I start with the Spark philosophy and, in my case, Pyspark.
I have a small school project to do, which does not seem difficult, but I've been working on it for many days and I still cannot succeed.
I have to load images into a folder and extract the descriptorsto make a dimensional reduction.
I created a Pyspark dataframe with the image paths, and now I would like to add a column with the descriptors.
Here's how I did it.
List of image paths :
lst_path = []
sub_folders = os.listdir(folder)
print(sub_folders)
for f in sub_folders[:1]:
lst_categ = os.listdir(folder + f)
for file in lst_categ:
lst_path.append(folder + f + "/" + file)
print("Nombre d'images chargées :", len(lst_path))

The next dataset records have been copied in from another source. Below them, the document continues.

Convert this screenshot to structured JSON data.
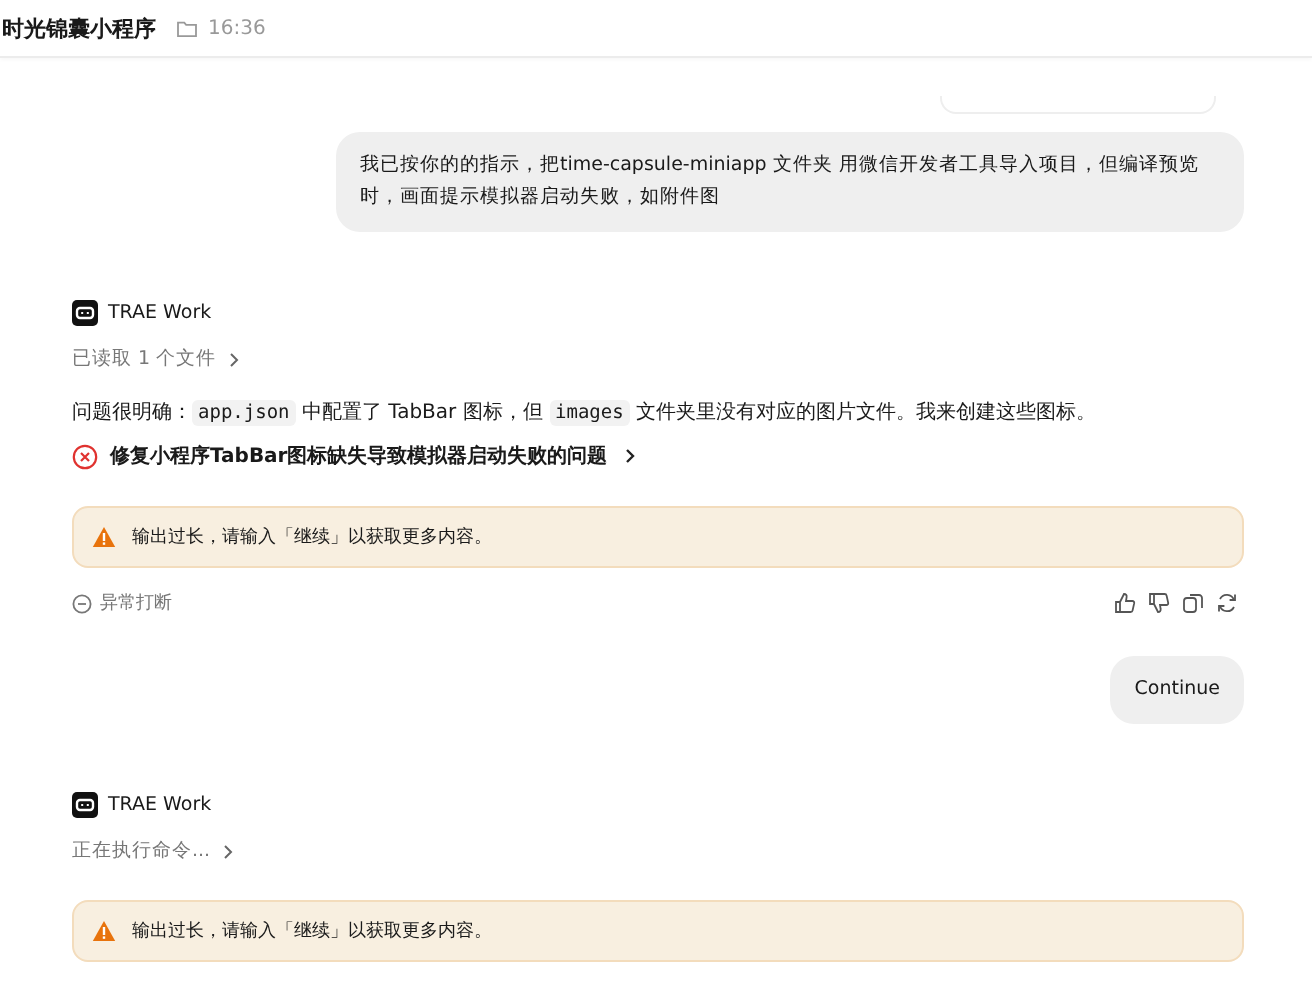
{
  "header": {
    "title": "时光锦囊小程序",
    "time": "16:36"
  },
  "messages": [
    {
      "kind": "user",
      "text": "我已按你的的指示，把time-capsule-miniapp 文件夹 用微信开发者工具导入项目，但编译预览时，画面提示模拟器启动失败，如附件图"
    },
    {
      "kind": "agent",
      "name": "TRAE Work",
      "status": "已读取 1 个文件",
      "body": [
        {
          "kind": "text",
          "text": "问题很明确："
        },
        {
          "kind": "code",
          "text": "app.json"
        },
        {
          "kind": "text",
          "text": " 中配置了 TabBar 图标，但 "
        },
        {
          "kind": "code",
          "text": "images"
        },
        {
          "kind": "text",
          "text": " 文件夹里没有对应的图片文件。我来创建这些图标。"
        }
      ],
      "task": "修复小程序TabBar图标缺失导致模拟器启动失败的问题",
      "warning": "输出过长，请输入「继续」以获取更多内容。",
      "interrupted": "异常打断"
    },
    {
      "kind": "user",
      "text": "Continue"
    },
    {
      "kind": "agent",
      "name": "TRAE Work",
      "status": "正在执行命令...",
      "warning": "输出过长，请输入「继续」以获取更多内容。"
    }
  ]
}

rdd = sc.parallelize(lst_path)
row_rdd = rdd.map(lambda x: Row(x))
df = spark.createDataFrame(row_rdd, ["path_img"])
Function to extract descriptors :
def get_desc(img):
img = cv2.imread(file)
orb = cv2.ORB_create(nfeatures=50)
keypoints_orb, desc = orb.detectAndCompute(img, None)
desc = desc.flatten()
return desc
Function UDF:
udf_image = udf(lambda img: get_desc(img), ArrayType(FloatType()))

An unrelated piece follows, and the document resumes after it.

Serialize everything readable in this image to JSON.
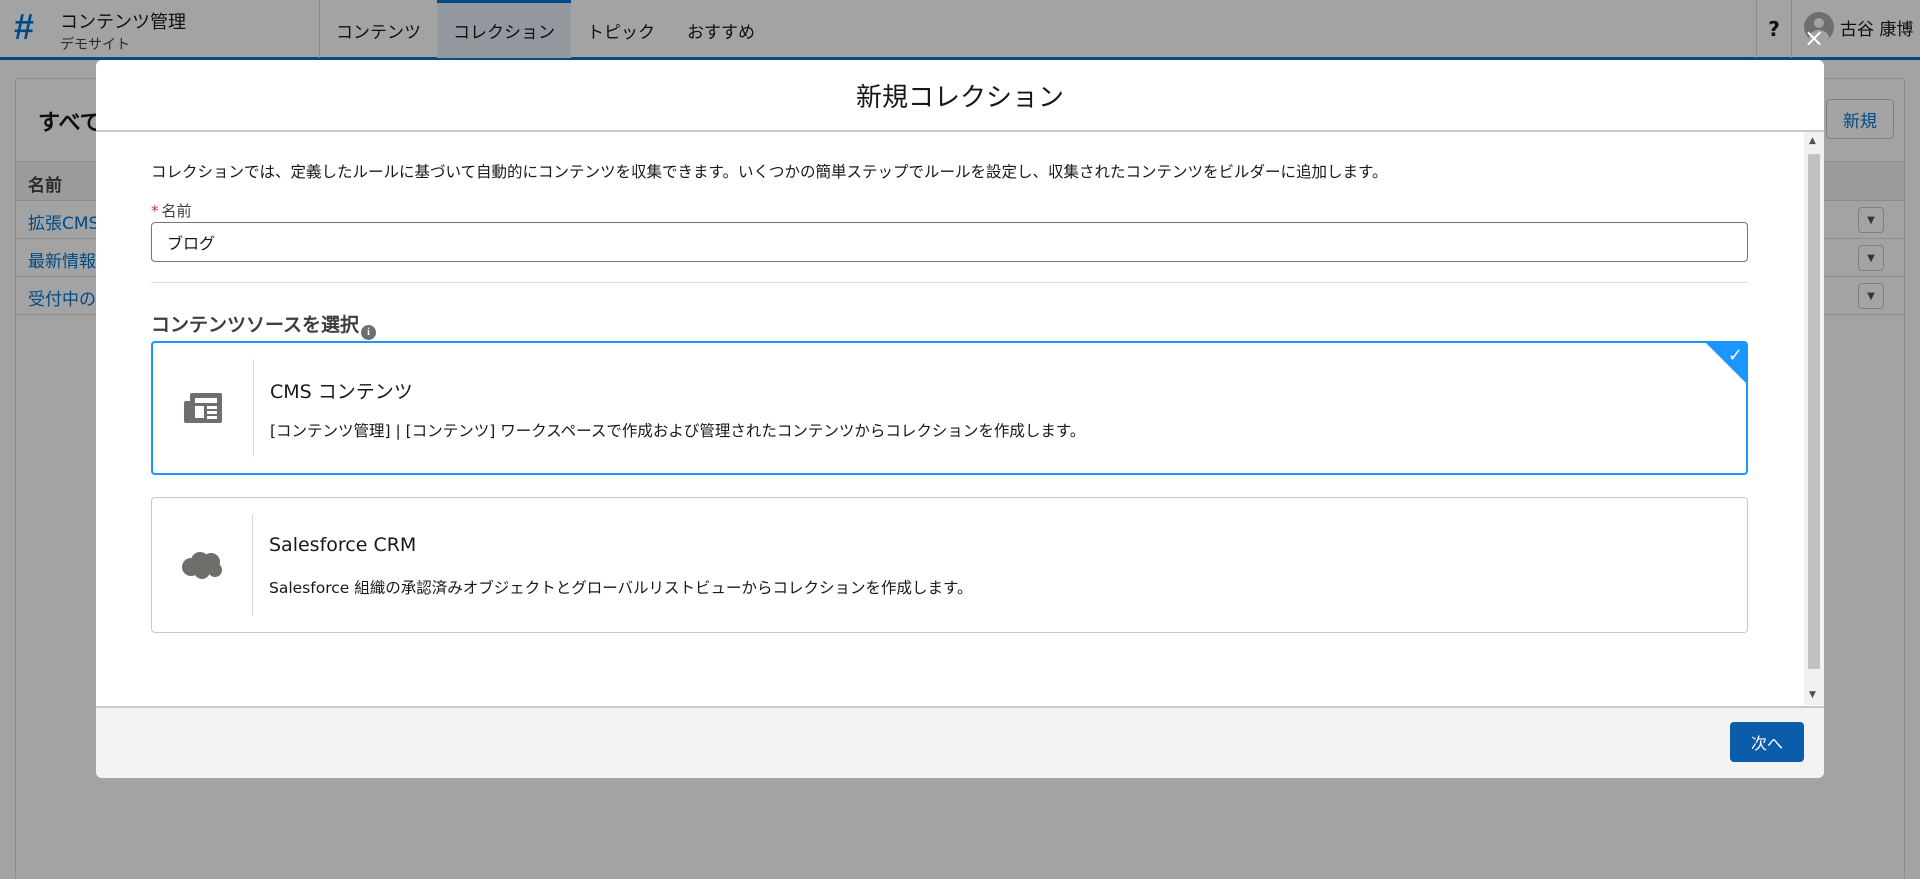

Creation of the new column:
df2 = df.withColumn("img_vectorized", udf_image("path_img"))
The result with printSchema():
root
|-- path_img: string (nullable = true)
|-- img_vectorized:array (nullable = true)
| |-- element: float (containsNull = true)
And when I do df2.show(), I've got the following error message :
Py4JJavaError: An error occurred while calling o773.showString. : org.apache.spark.SparkException: Job aborted due to stage failure: Task 0 in stage 18.0 failed 1 times, most recent failure: Lost task 0.0 in stage 18.0 (TID 93, localhost, executor driver): net.razorvine.pickle.PickleException: expected zero arguments for construction of ClassDict (for numpy.core.multiarray._reconstruct)
AttributeError: 'NoneType' object has no attribute 'flatten'
I note that the descriptors are null. I specify, when I do this extraction on a single line it works.
I don't understand why it doesn't work on my dataframe. Can you help me please?
Thanks.